Growing allegations of ocean carriers abandoning U.S. exporters by not providing empty containers for shipments to Asia have led to heightened scrutiny for potential Shipping Act violations.
In a joint letter sent on Wednesday to the World Shipping Council (WSC) from the Federal Maritime Commission (FMC), FMC commissioners Carl Bentzel and Daniel Maffei said that because of the current surge in containerized imports at U.S. ports, it is “imperative” that there be balance between carriers’ import and export services.
“We recognize that operational changes to ocean carrier scheduling have been implemented, but the U.S. export market should not be excluded,” Bentzel and Maffei wrote to WSC President and CEO John Butler.
“We want to stress the point that in responding to import cargo challenges, ocean carriers should not lose sight of their common carriage obligations to provide service to U.S. exporters. We appreciate the efforts some carriers have made, but there is more that should be done.”
Bentzel told FreightWaves separately that the letter is meant as a “shot across the bow” of the container lines because the number of complaints he is receiving are now up to four to five per day.
He said the urgency to get empty containers shipped back to China for reloading due to high U.S. import demand has led to allegations of either unreasonable rates charged to U.S. export shippers by the ocean carriers for the empties or abandoning service to shippers altogether.
“It’s a sliding scale — complaints about rates are more difficult to assess, and more analysis is needed to confirm if rates are unreasonable,” Bentzel said. “But refusing to provide service when you have the equipment but want to get the box quickly back to the port is a clear violation. These allegations require that we start to assess the situation more vigorously, and our Bureau of Enforcement has already started that process.”
Asked to comment, Butler told FreightWaves that he is “reviewing the letter, and we will respond in due course.”
In a statement issued last Thursday, WSC noted that because containers are largely owned and/or operated by ocean carriers, “there is a natural tendency to look to the ocean carriers to solve imbalance-related problems,” stated the group, which represents approximately 90% of the global liner vessel capacity.
“The solution suggested by some is for the ocean carrier to provide more assets — ships and containers — to handle the cargo surges. That would be the simplest approach if indeed it were possible, but it isn’t, at least not in the near term.”
But pressure is increasing on ocean carriers to resolve allegations of unreasonable practices and charges that have been under investigation by the FMC for much of the year.
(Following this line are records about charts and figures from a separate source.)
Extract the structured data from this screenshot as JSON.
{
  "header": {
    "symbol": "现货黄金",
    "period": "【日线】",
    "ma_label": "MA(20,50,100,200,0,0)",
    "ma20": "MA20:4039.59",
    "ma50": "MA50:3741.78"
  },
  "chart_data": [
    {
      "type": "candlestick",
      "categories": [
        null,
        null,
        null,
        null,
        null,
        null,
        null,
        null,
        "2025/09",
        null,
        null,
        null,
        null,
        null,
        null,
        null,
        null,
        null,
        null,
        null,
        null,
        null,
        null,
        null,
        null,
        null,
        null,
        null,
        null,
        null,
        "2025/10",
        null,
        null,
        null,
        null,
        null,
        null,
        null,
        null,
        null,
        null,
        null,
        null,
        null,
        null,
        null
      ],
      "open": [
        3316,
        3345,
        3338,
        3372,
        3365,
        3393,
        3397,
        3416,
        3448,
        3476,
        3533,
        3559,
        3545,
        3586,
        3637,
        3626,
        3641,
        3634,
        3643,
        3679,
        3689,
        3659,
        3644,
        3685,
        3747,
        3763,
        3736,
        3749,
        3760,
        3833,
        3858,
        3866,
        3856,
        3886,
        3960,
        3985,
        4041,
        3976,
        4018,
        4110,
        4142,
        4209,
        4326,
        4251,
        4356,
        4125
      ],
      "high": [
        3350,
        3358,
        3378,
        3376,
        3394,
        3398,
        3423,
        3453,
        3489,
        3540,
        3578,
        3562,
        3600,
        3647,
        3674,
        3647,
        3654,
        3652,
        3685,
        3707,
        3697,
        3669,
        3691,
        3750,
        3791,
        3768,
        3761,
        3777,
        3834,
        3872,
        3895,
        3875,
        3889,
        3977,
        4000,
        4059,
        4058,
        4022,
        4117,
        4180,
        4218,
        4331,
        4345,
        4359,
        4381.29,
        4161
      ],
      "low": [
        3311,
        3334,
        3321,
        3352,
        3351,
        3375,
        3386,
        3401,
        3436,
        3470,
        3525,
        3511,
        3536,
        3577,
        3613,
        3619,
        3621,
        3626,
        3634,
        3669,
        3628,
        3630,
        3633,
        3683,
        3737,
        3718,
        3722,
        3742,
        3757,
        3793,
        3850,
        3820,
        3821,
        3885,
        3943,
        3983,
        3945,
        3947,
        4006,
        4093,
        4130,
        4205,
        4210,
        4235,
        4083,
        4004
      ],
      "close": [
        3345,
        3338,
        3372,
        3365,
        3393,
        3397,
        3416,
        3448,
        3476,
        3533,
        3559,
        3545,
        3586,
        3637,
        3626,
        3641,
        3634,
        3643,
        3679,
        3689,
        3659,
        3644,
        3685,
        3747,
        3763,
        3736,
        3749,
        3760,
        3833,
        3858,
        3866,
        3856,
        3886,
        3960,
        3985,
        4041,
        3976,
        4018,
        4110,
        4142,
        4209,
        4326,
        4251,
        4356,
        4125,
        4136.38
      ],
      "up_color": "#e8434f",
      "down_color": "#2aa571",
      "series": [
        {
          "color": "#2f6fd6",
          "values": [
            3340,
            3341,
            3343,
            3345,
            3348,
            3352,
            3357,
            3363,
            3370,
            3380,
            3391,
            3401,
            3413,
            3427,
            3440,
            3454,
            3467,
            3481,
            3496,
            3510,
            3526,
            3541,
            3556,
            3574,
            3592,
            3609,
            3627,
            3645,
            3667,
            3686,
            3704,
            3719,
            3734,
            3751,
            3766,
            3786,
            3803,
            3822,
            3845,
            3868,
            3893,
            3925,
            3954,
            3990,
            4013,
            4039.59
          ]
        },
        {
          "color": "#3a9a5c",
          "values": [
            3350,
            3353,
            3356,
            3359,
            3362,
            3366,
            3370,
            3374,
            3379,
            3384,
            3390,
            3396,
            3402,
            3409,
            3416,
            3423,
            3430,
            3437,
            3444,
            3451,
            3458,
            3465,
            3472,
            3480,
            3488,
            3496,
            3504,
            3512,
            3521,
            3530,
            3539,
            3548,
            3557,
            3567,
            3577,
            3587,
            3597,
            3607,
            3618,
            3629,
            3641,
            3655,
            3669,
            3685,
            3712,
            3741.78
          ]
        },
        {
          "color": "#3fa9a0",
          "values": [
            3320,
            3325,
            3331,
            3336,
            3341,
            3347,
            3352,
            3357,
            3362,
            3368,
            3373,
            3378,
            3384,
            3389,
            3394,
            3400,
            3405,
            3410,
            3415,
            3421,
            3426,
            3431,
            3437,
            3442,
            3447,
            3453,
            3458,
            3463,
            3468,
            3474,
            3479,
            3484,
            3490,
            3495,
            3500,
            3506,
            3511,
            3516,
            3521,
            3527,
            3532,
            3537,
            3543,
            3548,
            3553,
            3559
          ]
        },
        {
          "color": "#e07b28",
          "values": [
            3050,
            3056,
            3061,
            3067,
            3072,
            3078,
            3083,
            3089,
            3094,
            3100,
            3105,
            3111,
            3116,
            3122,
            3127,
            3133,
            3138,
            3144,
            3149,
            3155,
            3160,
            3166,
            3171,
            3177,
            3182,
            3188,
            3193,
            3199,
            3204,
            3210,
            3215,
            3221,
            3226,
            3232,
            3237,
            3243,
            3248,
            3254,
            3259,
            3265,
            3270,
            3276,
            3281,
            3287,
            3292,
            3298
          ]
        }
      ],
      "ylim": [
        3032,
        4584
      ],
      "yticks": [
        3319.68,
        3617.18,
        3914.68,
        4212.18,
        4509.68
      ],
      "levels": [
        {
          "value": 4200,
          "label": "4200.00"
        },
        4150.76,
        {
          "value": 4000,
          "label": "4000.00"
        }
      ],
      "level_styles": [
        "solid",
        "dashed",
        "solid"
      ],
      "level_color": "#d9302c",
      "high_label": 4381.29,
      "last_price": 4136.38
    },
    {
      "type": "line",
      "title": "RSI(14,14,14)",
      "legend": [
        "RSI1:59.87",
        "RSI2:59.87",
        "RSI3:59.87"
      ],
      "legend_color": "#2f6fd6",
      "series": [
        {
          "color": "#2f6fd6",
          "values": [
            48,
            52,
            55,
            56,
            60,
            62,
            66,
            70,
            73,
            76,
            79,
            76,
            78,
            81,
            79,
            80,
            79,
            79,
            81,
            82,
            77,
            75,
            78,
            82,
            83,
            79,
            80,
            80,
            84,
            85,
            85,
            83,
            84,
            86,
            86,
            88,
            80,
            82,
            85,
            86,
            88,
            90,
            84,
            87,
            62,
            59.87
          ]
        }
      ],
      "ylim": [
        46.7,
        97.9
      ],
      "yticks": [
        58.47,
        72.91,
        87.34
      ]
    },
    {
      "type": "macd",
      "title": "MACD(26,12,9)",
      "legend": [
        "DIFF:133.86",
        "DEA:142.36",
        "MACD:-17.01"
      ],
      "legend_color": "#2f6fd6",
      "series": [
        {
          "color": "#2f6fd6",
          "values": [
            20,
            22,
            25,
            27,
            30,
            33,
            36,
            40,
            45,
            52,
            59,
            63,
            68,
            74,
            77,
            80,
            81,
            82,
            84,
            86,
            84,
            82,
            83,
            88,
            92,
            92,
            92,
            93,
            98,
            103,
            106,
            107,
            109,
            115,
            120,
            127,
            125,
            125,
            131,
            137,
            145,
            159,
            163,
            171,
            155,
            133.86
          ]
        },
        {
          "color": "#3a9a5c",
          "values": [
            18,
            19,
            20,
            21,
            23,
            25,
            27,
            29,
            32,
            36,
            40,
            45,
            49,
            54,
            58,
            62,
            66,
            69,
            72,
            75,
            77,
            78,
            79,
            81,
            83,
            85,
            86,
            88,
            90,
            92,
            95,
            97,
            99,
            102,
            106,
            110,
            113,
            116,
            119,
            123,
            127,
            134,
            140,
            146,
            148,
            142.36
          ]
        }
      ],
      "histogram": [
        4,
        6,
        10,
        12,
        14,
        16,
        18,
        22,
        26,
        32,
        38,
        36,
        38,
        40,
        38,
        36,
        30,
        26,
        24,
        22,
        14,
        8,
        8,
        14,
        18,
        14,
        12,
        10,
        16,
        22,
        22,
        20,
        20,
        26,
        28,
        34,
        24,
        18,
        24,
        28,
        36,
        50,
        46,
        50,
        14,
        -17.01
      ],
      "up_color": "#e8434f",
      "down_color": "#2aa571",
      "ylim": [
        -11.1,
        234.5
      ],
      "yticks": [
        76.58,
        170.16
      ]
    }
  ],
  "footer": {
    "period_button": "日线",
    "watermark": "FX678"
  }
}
The latest ramp-up by regulators was in November, when the FMC announced the agency was expanding a fact-finding mission into demurrage and detention charges to investigate ocean carriers operating in alliances calling at the ports of Long Beach, Los Angeles, or New York and New Jersey.
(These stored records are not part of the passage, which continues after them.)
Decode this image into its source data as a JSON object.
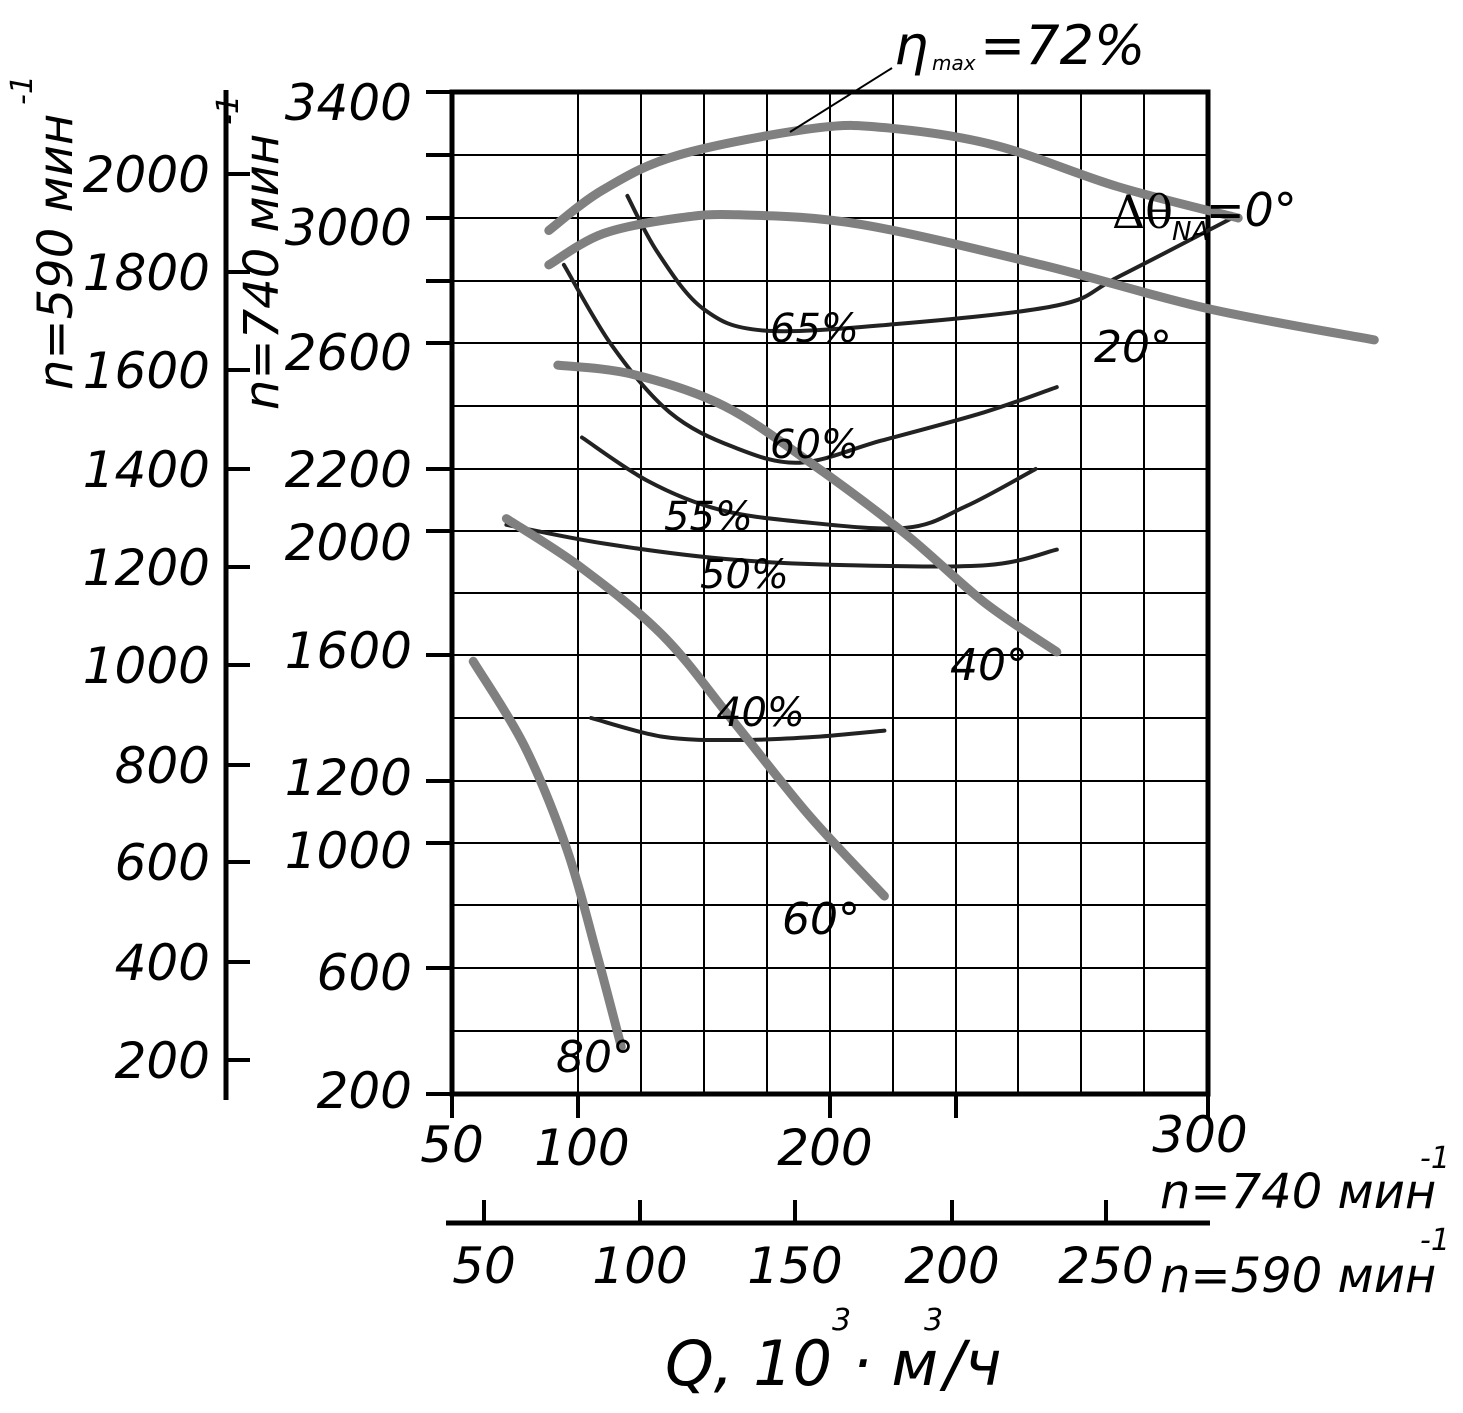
{
  "chart_data": {
    "type": "line",
    "title": "",
    "x_axis_primary": {
      "ticks": [
        "50",
        "100",
        "200",
        "300"
      ],
      "tick_values": [
        50,
        100,
        200,
        300
      ],
      "range": [
        50,
        300
      ],
      "speed_label": "n=740 мин",
      "speed_exponent": "-1"
    },
    "x_axis_secondary": {
      "ticks": [
        "50",
        "100",
        "150",
        "200",
        "250"
      ],
      "speed_label": "n=590 мин",
      "speed_exponent": "-1"
    },
    "x_label": {
      "part1": "Q, 10",
      "exp1": "3",
      "part2": "· м",
      "exp2": "3",
      "part3": "/ч"
    },
    "y_axis_740": {
      "ticks": [
        "200",
        "600",
        "1000",
        "1200",
        "1600",
        "2000",
        "2200",
        "2600",
        "3000",
        "3400"
      ],
      "speed_label": "n=740 мин",
      "speed_exponent": "-1"
    },
    "y_axis_590": {
      "ticks": [
        "200",
        "400",
        "600",
        "800",
        "1000",
        "1200",
        "1400",
        "1600",
        "1800",
        "2000"
      ],
      "speed_label": "n=590 мин",
      "speed_exponent": "-1"
    },
    "pressure_curves": [
      {
        "name": "0°",
        "points": [
          [
            82,
            2960
          ],
          [
            100,
            3090
          ],
          [
            125,
            3200
          ],
          [
            170,
            3285
          ],
          [
            195,
            3285
          ],
          [
            230,
            3230
          ],
          [
            270,
            3100
          ],
          [
            310,
            3000
          ]
        ]
      },
      {
        "name": "20°",
        "points": [
          [
            82,
            2850
          ],
          [
            100,
            2950
          ],
          [
            125,
            3000
          ],
          [
            145,
            3010
          ],
          [
            185,
            2980
          ],
          [
            245,
            2850
          ],
          [
            300,
            2710
          ],
          [
            355,
            2610
          ]
        ]
      },
      {
        "name": "40°",
        "points": [
          [
            85,
            2530
          ],
          [
            110,
            2500
          ],
          [
            140,
            2400
          ],
          [
            170,
            2210
          ],
          [
            200,
            1990
          ],
          [
            226,
            1770
          ],
          [
            250,
            1610
          ]
        ]
      },
      {
        "name": "60°",
        "points": [
          [
            68,
            2040
          ],
          [
            93,
            1880
          ],
          [
            120,
            1660
          ],
          [
            143,
            1390
          ],
          [
            168,
            1090
          ],
          [
            193,
            830
          ]
        ]
      },
      {
        "name": "80°",
        "points": [
          [
            57,
            1580
          ],
          [
            74,
            1310
          ],
          [
            88,
            980
          ],
          [
            98,
            640
          ],
          [
            106,
            350
          ]
        ]
      }
    ],
    "efficiency_curves": [
      {
        "name": "65%",
        "points": [
          [
            108,
            3070
          ],
          [
            118,
            2890
          ],
          [
            133,
            2710
          ],
          [
            153,
            2640
          ],
          [
            196,
            2660
          ],
          [
            250,
            2720
          ],
          [
            270,
            2810
          ],
          [
            308,
            3000
          ]
        ]
      },
      {
        "name": "60%",
        "points": [
          [
            87,
            2850
          ],
          [
            103,
            2590
          ],
          [
            122,
            2380
          ],
          [
            143,
            2270
          ],
          [
            165,
            2220
          ],
          [
            192,
            2290
          ],
          [
            226,
            2380
          ],
          [
            250,
            2460
          ]
        ]
      },
      {
        "name": "55%",
        "points": [
          [
            93,
            2300
          ],
          [
            115,
            2160
          ],
          [
            138,
            2070
          ],
          [
            165,
            2030
          ],
          [
            200,
            2010
          ],
          [
            220,
            2080
          ],
          [
            243,
            2200
          ]
        ]
      },
      {
        "name": "50%",
        "points": [
          [
            68,
            2020
          ],
          [
            100,
            1960
          ],
          [
            140,
            1910
          ],
          [
            180,
            1890
          ],
          [
            227,
            1890
          ],
          [
            250,
            1940
          ]
        ]
      },
      {
        "name": "40%",
        "points": [
          [
            96,
            1400
          ],
          [
            120,
            1340
          ],
          [
            145,
            1330
          ],
          [
            170,
            1340
          ],
          [
            193,
            1360
          ]
        ]
      }
    ],
    "efficiency_labels": [
      "65%",
      "60%",
      "55%",
      "50%",
      "40%"
    ],
    "angle_labels": [
      "20°",
      "40°",
      "60°",
      "80°"
    ],
    "eta_max": {
      "symbol": "η",
      "subscript": "max",
      "text": "=72%"
    },
    "delta_theta": {
      "symbol": "Δθ",
      "subscript": "NA",
      "text": "=0°"
    },
    "colors": {
      "pressure": "#808080",
      "efficiency": "#222222",
      "grid": "#000000"
    }
  }
}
“The potentially unreasonable practices of carriers and marine terminals regarding container return, export containers, and demurrage and detention charges in the ports of Los Angeles, Long Beach and New York/New Jersey present a serious risk to the ability of the United States to handle trade growth,” said FMC Commissioner Rebecca Dye.
U.S. agribusiness exporters, who have been particularly affected by carrier rate and service changes, they contend, are encouraged by recent actions taken by the FMC.
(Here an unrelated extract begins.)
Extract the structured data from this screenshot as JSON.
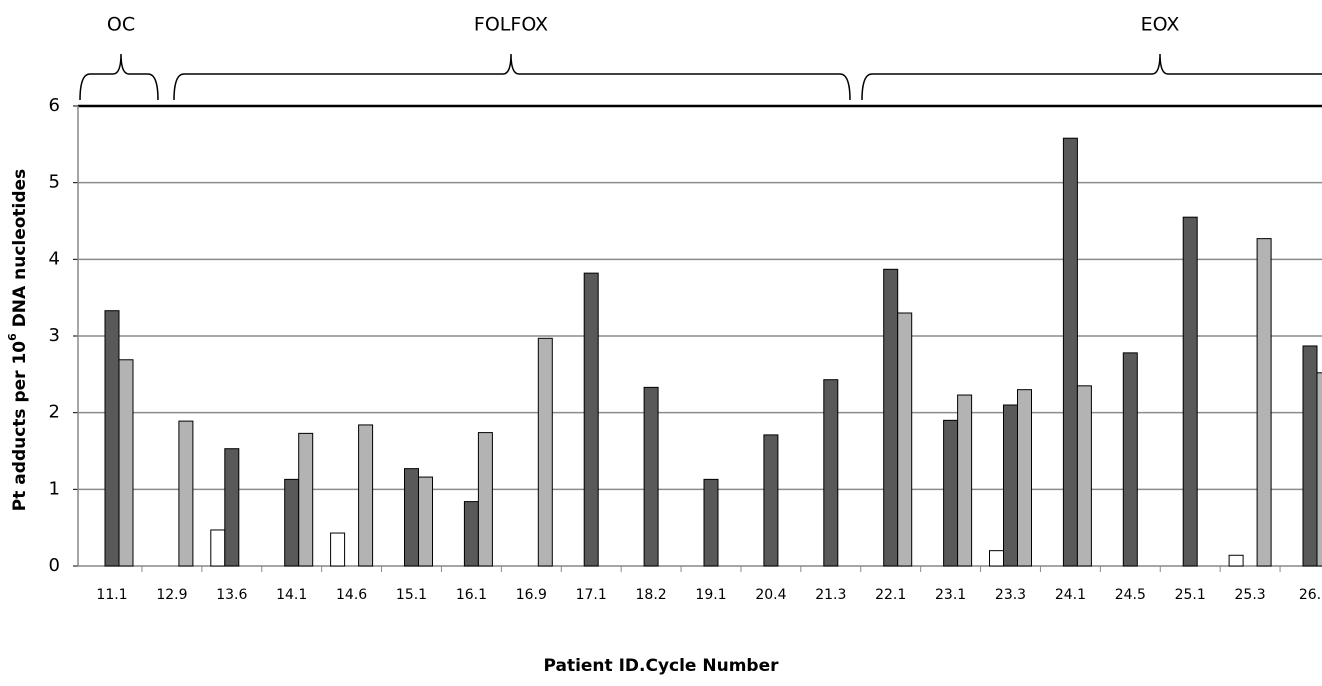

“With those unreasonable demurrage and detention charges, lack of communication, denial of export bookings continuing to cost our exporters lost sales, and lost revenue and millions of dollars of unfair penalties, we appreciate the statements of commissioners who are intent on taking the actions necessary to gain carrier compliance with Shipping Act mandates,” Peter Friedmann, Executive Director of the Agriculture Transportation Coalition, told FreightWaves.
November exports out of the Port of Los Angeles, meanwhile, totaled more than 130,000 twenty-foot equivalent units (TEUs), “a disappointing 5.5% decrease compared to last November,” revealed Port of Los Angeles Executive Director Gene Seroka on Tuesday.
“Empty containers exceeded 294,000 TEUs for the month, a 34% increase compared to last year,” Seroka said. “Empties are still in high demand in Asia, and once again empty containers outstripped by two times the amount of loaded American exports that departed the Port of Los Angeles.”